3 Estes são os alicerces que Salomão lançou para a edificação da casa de Deus. O comprimento em cúbitos segundo a primitiva medida era de sessenta cúbitos e a largura de vinte cúbitos.
4 O pórtico que estava defronte da casa tinha de comprimento vinte cúbitos, correspondendo à largura da casa, e de altura cento e vinte cúbitos; e por dentro o cobriu com ouro puro.
5 Também fez forrar de madeira de cipreste a casa maior, e a cobriu de ouro puro, e gravou nela palmas e cadeiazinhas.
6 Para beleza guarneceu a casa de pedras preciosas; e o ouro era de Parvaim.
7 Com ouro cobriu também a casa, as suas traves, os seus humbrais, as suas paredes e as suas portas; e fez esculpir querubins nas paredes.
8 Fez a casa do santo dos santos, cujo comprimento era de vinte cúbitos, correspondendo à largura da casa, e a largura de vinte cúbitos; e cobriu-a de ouro fino, do peso de seiscentos talentos.
9 O peso dos pregos era de cinqüenta siclos de ouro. Cobriu com ouro as câmaras superiores.
10 Na casa do santo dos santos fez dois querubins, de obra de madeira, e cobriram-nos de ouro.
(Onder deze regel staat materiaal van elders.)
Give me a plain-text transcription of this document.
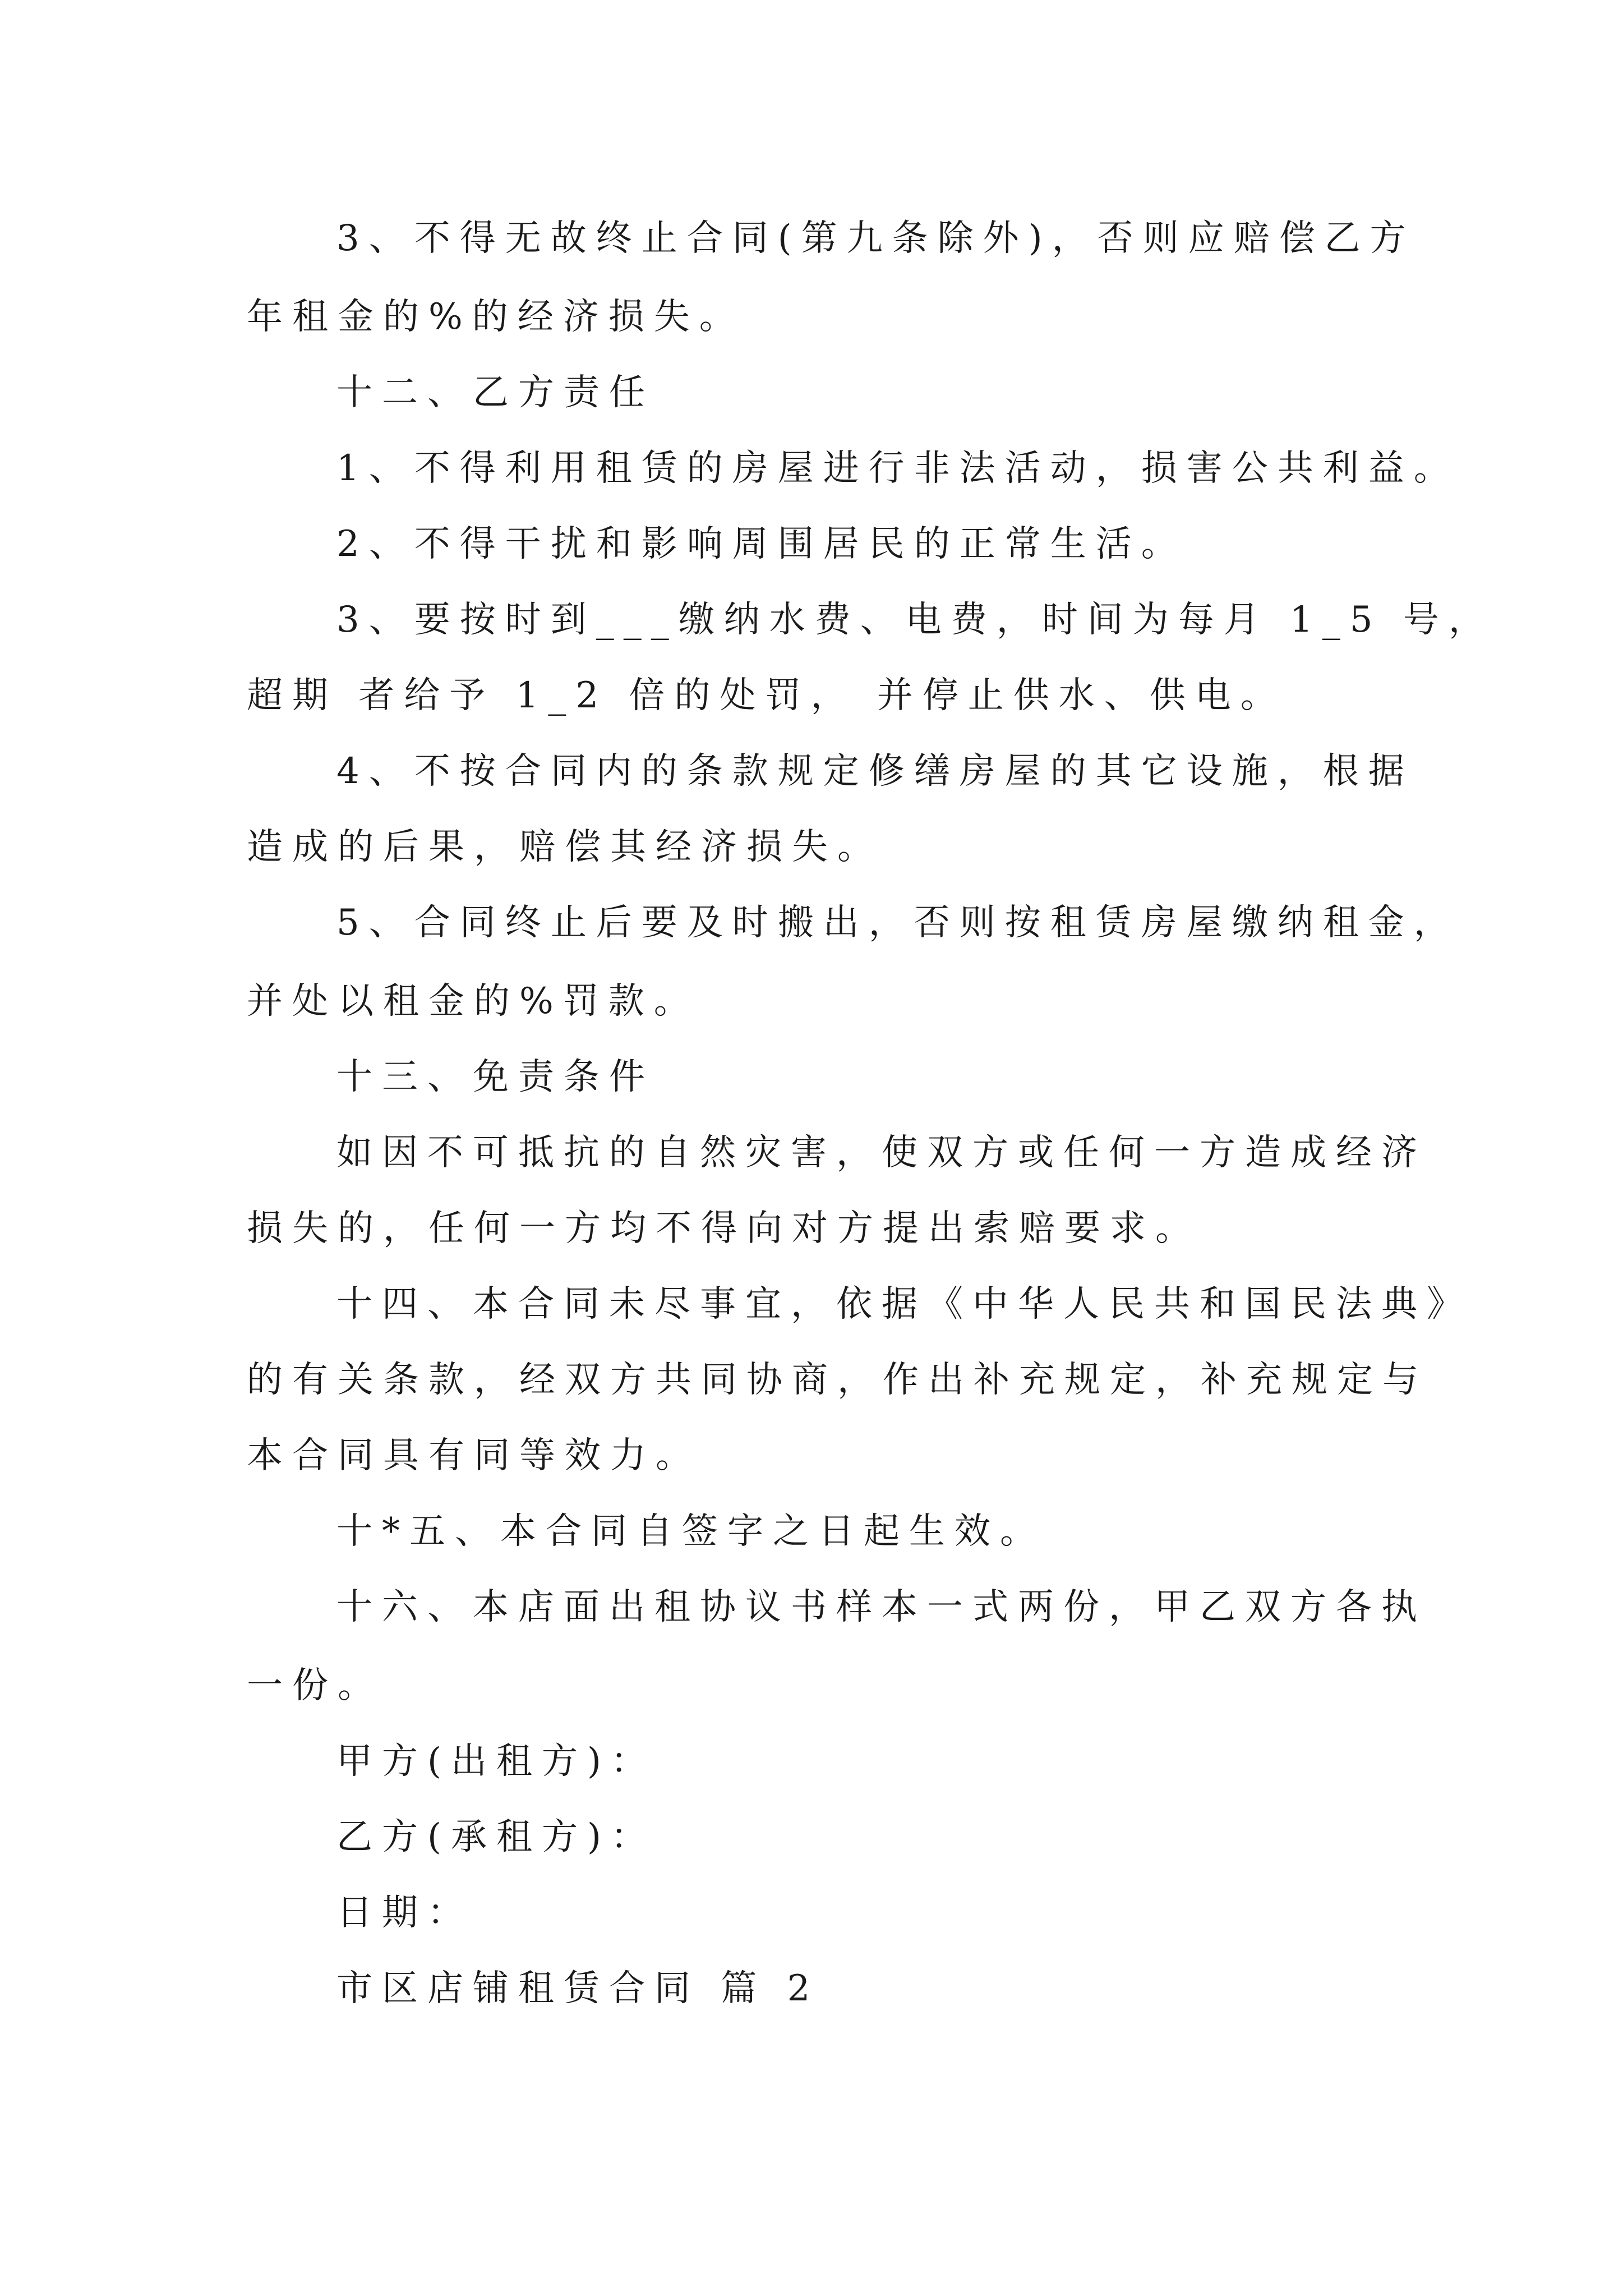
3、不得无故终止合同(第九条除外)，否则应赔偿乙方

年租金的%的经济损失。

十二、乙方责任

1、不得利用租赁的房屋进行非法活动，损害公共利益。

2、不得干扰和影响周围居民的正常生活。

3、要按时到___缴纳水费、电费，时间为每月 1_5 号，

超期 者给予 1_2 倍的处罚， 并停止供水、供电。

4、不按合同内的条款规定修缮房屋的其它设施，根据

造成的后果，赔偿其经济损失。

5、合同终止后要及时搬出，否则按租赁房屋缴纳租金，

并处以租金的%罚款。

十三、免责条件

如因不可抵抗的自然灾害，使双方或任何一方造成经济

损失的，任何一方均不得向对方提出索赔要求。

十四、本合同未尽事宜，依据《中华人民共和国民法典》

的有关条款，经双方共同协商，作出补充规定，补充规定与

本合同具有同等效力。

十*五、本合同自签字之日起生效。

十六、本店面出租协议书样本一式两份，甲乙双方各执

一份。

甲方(出租方)：

乙方(承租方)：

日期：

市区店铺租赁合同 篇 2
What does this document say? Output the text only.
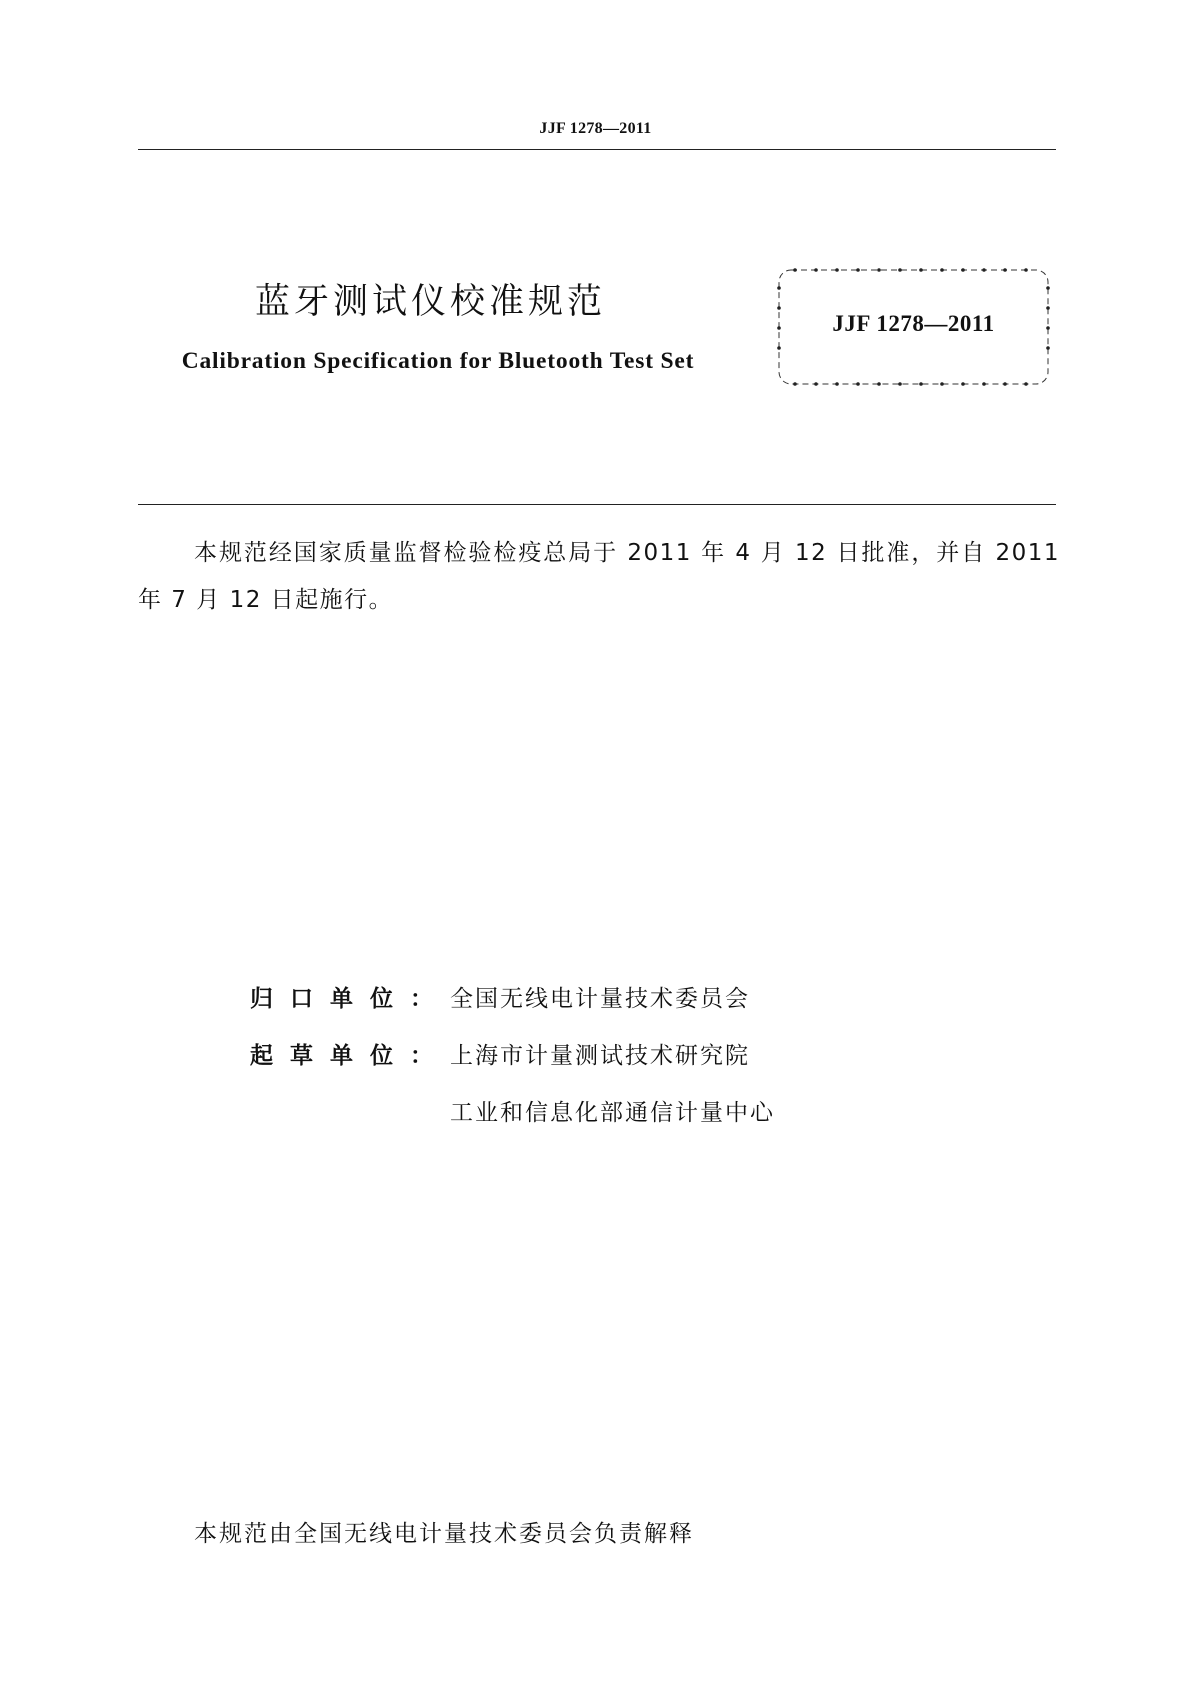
JJF 1278—2011
蓝牙测试仪校准规范
Calibration Specification for Bluetooth Test Set
JJF 1278—2011
本规范经国家质量监督检验检疫总局于 2011 年 4 月 12 日批准，并自 2011 年 7 月 12 日起施行。
归口单位： 全国无线电计量技术委员会
起草单位： 上海市计量测试技术研究院
工业和信息化部通信计量中心
本规范由全国无线电计量技术委员会负责解释
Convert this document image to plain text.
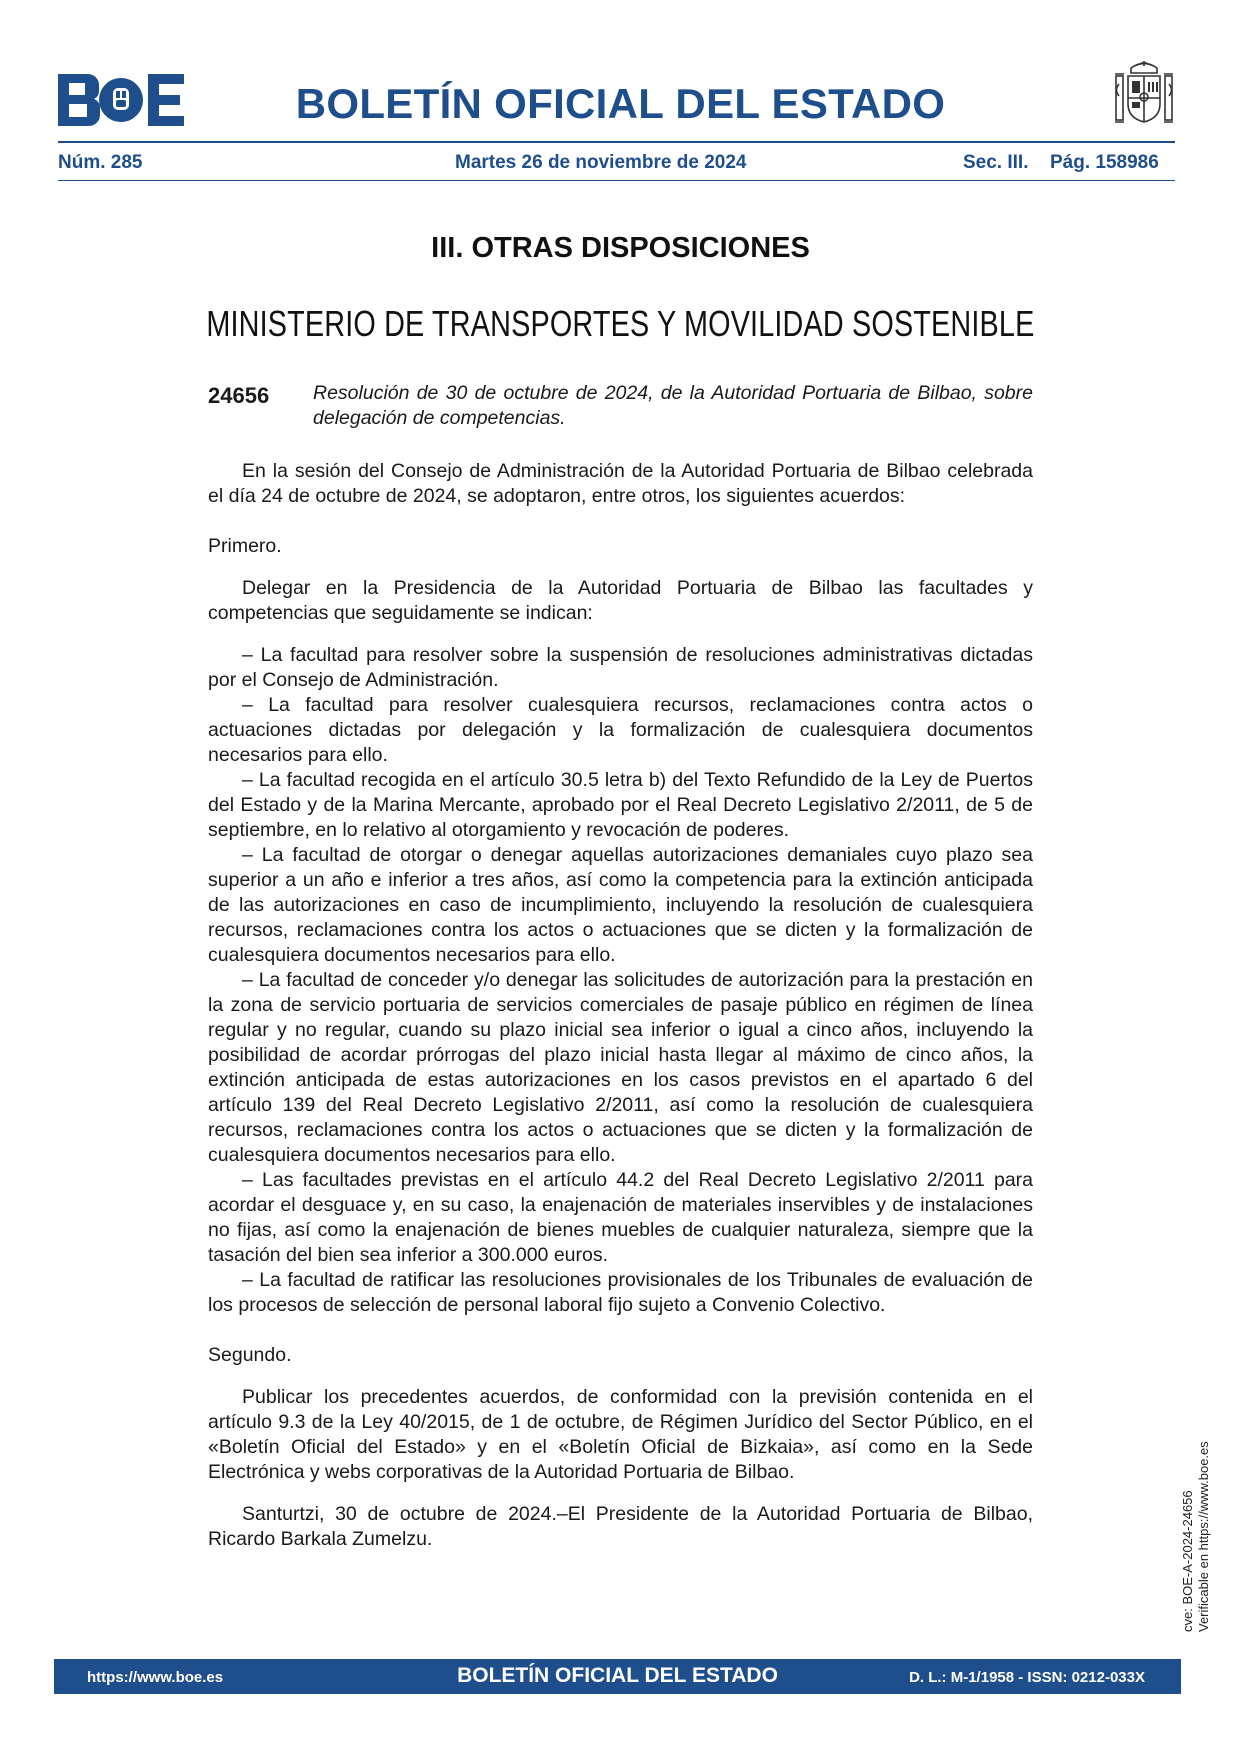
BOLETÍN OFICIAL DEL ESTADO
Núm. 285	Martes 26 de noviembre de 2024	Sec. III. Pág. 158986
III. OTRAS DISPOSICIONES
MINISTERIO DE TRANSPORTES Y MOVILIDAD SOSTENIBLE
24656 Resolución de 30 de octubre de 2024, de la Autoridad Portuaria de Bilbao, sobre delegación de competencias.

En la sesión del Consejo de Administración de la Autoridad Portuaria de Bilbao celebrada el día 24 de octubre de 2024, se adoptaron, entre otros, los siguientes acuerdos:

Primero.

Delegar en la Presidencia de la Autoridad Portuaria de Bilbao las facultades y competencias que seguidamente se indican:

– La facultad para resolver sobre la suspensión de resoluciones administrativas dictadas por el Consejo de Administración.

– La facultad para resolver cualesquiera recursos, reclamaciones contra actos o actuaciones dictadas por delegación y la formalización de cualesquiera documentos necesarios para ello.

– La facultad recogida en el artículo 30.5 letra b) del Texto Refundido de la Ley de Puertos del Estado y de la Marina Mercante, aprobado por el Real Decreto Legislativo 2/2011, de 5 de septiembre, en lo relativo al otorgamiento y revocación de poderes.

– La facultad de otorgar o denegar aquellas autorizaciones demaniales cuyo plazo sea superior a un año e inferior a tres años, así como la competencia para la extinción anticipada de las autorizaciones en caso de incumplimiento, incluyendo la resolución de cualesquiera recursos, reclamaciones contra los actos o actuaciones que se dicten y la formalización de cualesquiera documentos necesarios para ello.

– La facultad de conceder y/o denegar las solicitudes de autorización para la prestación en la zona de servicio portuaria de servicios comerciales de pasaje público en régimen de línea regular y no regular, cuando su plazo inicial sea inferior o igual a cinco años, incluyendo la posibilidad de acordar prórrogas del plazo inicial hasta llegar al máximo de cinco años, la extinción anticipada de estas autorizaciones en los casos previstos en el apartado 6 del artículo 139 del Real Decreto Legislativo 2/2011, así como la resolución de cualesquiera recursos, reclamaciones contra los actos o actuaciones que se dicten y la formalización de cualesquiera documentos necesarios para ello.

– Las facultades previstas en el artículo 44.2 del Real Decreto Legislativo 2/2011 para acordar el desguace y, en su caso, la enajenación de materiales inservibles y de instalaciones no fijas, así como la enajenación de bienes muebles de cualquier naturaleza, siempre que la tasación del bien sea inferior a 300.000 euros.

– La facultad de ratificar las resoluciones provisionales de los Tribunales de evaluación de los procesos de selección de personal laboral fijo sujeto a Convenio Colectivo.

Segundo.

Publicar los precedentes acuerdos, de conformidad con la previsión contenida en el artículo 9.3 de la Ley 40/2015, de 1 de octubre, de Régimen Jurídico del Sector Público, en el «Boletín Oficial del Estado» y en el «Boletín Oficial de Bizkaia», así como en la Sede Electrónica y webs corporativas de la Autoridad Portuaria de Bilbao.

Santurtzi, 30 de octubre de 2024.–El Presidente de la Autoridad Portuaria de Bilbao, Ricardo Barkala Zumelzu.	cve: BOE-A-2024-24656 Verificable en https://www.boe.es
https://www.boe.es	BOLETÍN OFICIAL DEL ESTADO	D. L.: M-1/1958 - ISSN: 0212-033X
11 As asas dos querubins tinham de comprimento vinte cúbitos. A asa dum querubim tinha cinco cúbitos, e tocava na parede da casa; e a outra asa que igualmente tinha cinco cúbitos, tocava na asa do outro querubim.
12 A asa do outro querubim tinha cinco cúbitos, e tocava na parede da casa; e a outra asa tinha igualmente cinco cúbitos, e estava unida à asa do outro querubim.
13 As asas destes querubins estendiam-se por vinte cúbitos; eles estavam postos em pé, e os seus rostos virados para a casa.
14 Fez o véu de azul, púrpura, carmesim e de linho fino, e fez bordar nele querubins.
15 Também fez diante da casa duas colunas que tinham trinta e cinco cúbitos de altura, e o capitel que estava em cima de cada uma delas tinha cinco cúbitos.
16 Fez cadeiazinhas na forma de colar, pondo-as sobre as sumidades das colunas; também fez cem romãs, que pôs nas cadeiazinhas.
17 Erigiu as colunas diante do templo, uma à direita e a outra à esquerda; a que estava à direita chamou-lhe Jaquim, e a que estava à esquerda, chamou-lhe Boaz.